Article Text
Abstract
The ventilation cycle during high frequency oscillatory ventilation (HFOV) is too short for pressure equilibration. The theoretical advantage of HFOV thus bears the risk of uncertainty about the pressure swings effective at the tracheal level.
Objective To study the 2 mathematical models validated for calculation of intratracheal pressure during conventional ventilation (CV) (Rohrer model, Blasius-Ito model) in a laboratory model of HFOV.
Methods Through an anatomically shaped endotracheal tube of 3.0 and 4.0 mm inner diameter (ETT3, ETT4) a passive lung model (compliance 0.75 ml/cm H2O; resistance 50 cm H2O/(L/s)) was ventilated with the Sensormedics 3100 HFOV ventilator using different combinations of mean airway pressure (MAP), frequency and amplitude. Flow was measured with an ultrasonic device (Spiroson, Isler) and pressure with 2 piezoelectric transducers. For each setting 150 cycles with a probe frequency of 250 Hz were analysed.
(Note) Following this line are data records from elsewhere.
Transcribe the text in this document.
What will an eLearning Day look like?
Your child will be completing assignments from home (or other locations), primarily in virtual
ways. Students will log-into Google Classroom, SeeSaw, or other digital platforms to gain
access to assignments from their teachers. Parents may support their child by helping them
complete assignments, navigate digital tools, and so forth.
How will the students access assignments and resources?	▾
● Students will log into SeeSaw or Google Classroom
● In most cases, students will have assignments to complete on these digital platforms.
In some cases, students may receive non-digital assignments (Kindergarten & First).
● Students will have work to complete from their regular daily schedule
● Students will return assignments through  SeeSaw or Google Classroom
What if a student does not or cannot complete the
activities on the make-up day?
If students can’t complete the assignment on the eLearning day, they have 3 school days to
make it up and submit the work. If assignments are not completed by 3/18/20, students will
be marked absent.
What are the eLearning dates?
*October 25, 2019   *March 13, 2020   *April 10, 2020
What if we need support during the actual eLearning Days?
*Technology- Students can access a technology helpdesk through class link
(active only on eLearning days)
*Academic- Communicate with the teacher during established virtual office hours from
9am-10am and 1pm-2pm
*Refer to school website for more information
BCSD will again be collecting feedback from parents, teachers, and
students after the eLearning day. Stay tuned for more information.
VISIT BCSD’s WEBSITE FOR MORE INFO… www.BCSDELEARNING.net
Results Pressure drop across the ETT was a function of amplitude, frequency and ETT size, but not of MAP. Using an I:E ratio of 1:2 throughout the study the pressure drop during inspiration/expiration was 28.1–51.8%/23.8–40.7% for ETT3 and 9.5–24.7%/3.3–16.4% for ETT4. Calculation of pressure drop with each of both mathematical models yielded an underestimation of about 22 or 38 % (significant for each amplitude with p<0.001; Kruskal-Wallis test). Tabular nomograms for the ventilator settings studied were established.
Conclusions Other than in CV, pressure drop during HFOV in very small ETTs cannot be calculated by known mathematical models. Nomograms must be used if with small tubes a precise estimation of tracheal pressure is mandatory.